Select department_name , employee_name
from department d , employee e
where e.department_id = d.department_id
and (SELECT COUNT(*)
FROM Employee E
WHERE E.department_ID = D.department_ID) > 2
and salary >
0.9*(SELECT ROUND(AVG(salary),2)
FROM employee e_inner
WHERE e_inner.department_id = e.department_id);
I notice that my code returns the value of department with more than 2 employees and salary > 90% of department's average salary. whereas I am looking for departments with more than 2 employees whose salary is more than 90% of department avg salary
I think this should do it:
select *
from (
select department_name,
employee_name,
sum(case when salary > avg_dept_sal * 0.9 then 1 else 0 end) over (partition by department_id) as greater_count
from (
select d.department_name,
e.department_id,
e.employee_name,
e.salary,
count(*) over (partition by e.department_id) as dept_count,
avg(salary) over (partition by e.department_id) as avg_dept_sal
from employee e
join department d on e.department_id = d.department_id
) t1
) t2
where greater_count >= 2
This will return all employees of those departments. If you only want to see those employees whose salary is actually greater than the 90% you need to add another condition to the outer where clause to only select those.

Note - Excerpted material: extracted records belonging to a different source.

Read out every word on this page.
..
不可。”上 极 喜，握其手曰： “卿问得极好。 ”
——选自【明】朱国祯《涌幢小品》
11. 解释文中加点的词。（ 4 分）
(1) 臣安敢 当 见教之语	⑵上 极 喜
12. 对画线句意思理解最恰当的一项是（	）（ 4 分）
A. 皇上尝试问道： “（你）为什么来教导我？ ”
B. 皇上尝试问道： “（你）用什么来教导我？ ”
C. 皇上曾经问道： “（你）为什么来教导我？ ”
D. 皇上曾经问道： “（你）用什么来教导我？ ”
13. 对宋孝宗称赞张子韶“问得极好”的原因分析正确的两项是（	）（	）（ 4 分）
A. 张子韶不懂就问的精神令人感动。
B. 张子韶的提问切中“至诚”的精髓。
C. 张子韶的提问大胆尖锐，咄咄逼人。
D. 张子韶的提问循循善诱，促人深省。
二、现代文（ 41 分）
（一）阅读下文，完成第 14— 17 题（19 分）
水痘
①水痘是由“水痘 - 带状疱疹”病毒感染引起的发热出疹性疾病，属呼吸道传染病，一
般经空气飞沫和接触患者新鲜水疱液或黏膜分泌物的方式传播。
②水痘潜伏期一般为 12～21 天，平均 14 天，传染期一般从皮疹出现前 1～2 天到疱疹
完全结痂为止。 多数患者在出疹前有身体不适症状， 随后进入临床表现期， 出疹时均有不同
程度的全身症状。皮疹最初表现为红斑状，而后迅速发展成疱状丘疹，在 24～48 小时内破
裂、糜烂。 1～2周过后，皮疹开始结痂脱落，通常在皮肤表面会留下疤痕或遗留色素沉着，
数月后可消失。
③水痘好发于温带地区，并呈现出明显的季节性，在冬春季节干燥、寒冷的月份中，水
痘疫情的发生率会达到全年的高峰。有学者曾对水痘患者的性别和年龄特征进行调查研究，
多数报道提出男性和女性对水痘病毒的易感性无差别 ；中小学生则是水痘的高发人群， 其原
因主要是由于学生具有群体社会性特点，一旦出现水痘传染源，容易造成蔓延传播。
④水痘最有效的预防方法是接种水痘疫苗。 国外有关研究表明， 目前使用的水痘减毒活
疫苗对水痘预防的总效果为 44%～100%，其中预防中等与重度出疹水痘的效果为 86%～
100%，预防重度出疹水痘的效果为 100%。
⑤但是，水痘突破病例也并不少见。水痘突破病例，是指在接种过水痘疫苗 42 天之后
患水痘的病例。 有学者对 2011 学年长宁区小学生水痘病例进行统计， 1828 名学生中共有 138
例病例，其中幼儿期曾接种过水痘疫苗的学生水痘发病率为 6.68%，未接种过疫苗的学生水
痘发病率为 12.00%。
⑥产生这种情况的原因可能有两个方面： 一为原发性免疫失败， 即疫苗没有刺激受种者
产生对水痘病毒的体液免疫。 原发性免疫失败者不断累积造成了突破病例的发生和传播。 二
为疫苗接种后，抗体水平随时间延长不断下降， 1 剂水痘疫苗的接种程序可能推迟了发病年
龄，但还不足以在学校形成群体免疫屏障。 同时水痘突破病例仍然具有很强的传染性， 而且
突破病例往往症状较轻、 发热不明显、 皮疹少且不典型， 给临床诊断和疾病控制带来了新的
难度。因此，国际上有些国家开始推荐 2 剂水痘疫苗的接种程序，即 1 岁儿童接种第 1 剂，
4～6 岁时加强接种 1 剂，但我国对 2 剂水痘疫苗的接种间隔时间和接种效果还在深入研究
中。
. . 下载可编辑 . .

The below stated query will give result as desired without using any analytics. Simple & Easy just like English.
**
*
with T as (select empname, deptno, salary from employee e1 where
salary > (select avg(salary)*0.9 from employee e2 where
e2.deptno=e1.deptno group by deptno having count(empname)>2)) select
T.empname, deptname, salary from T, department where
T.deptno=department.deptno;
*
**
I executed this query successfully on Oracle database.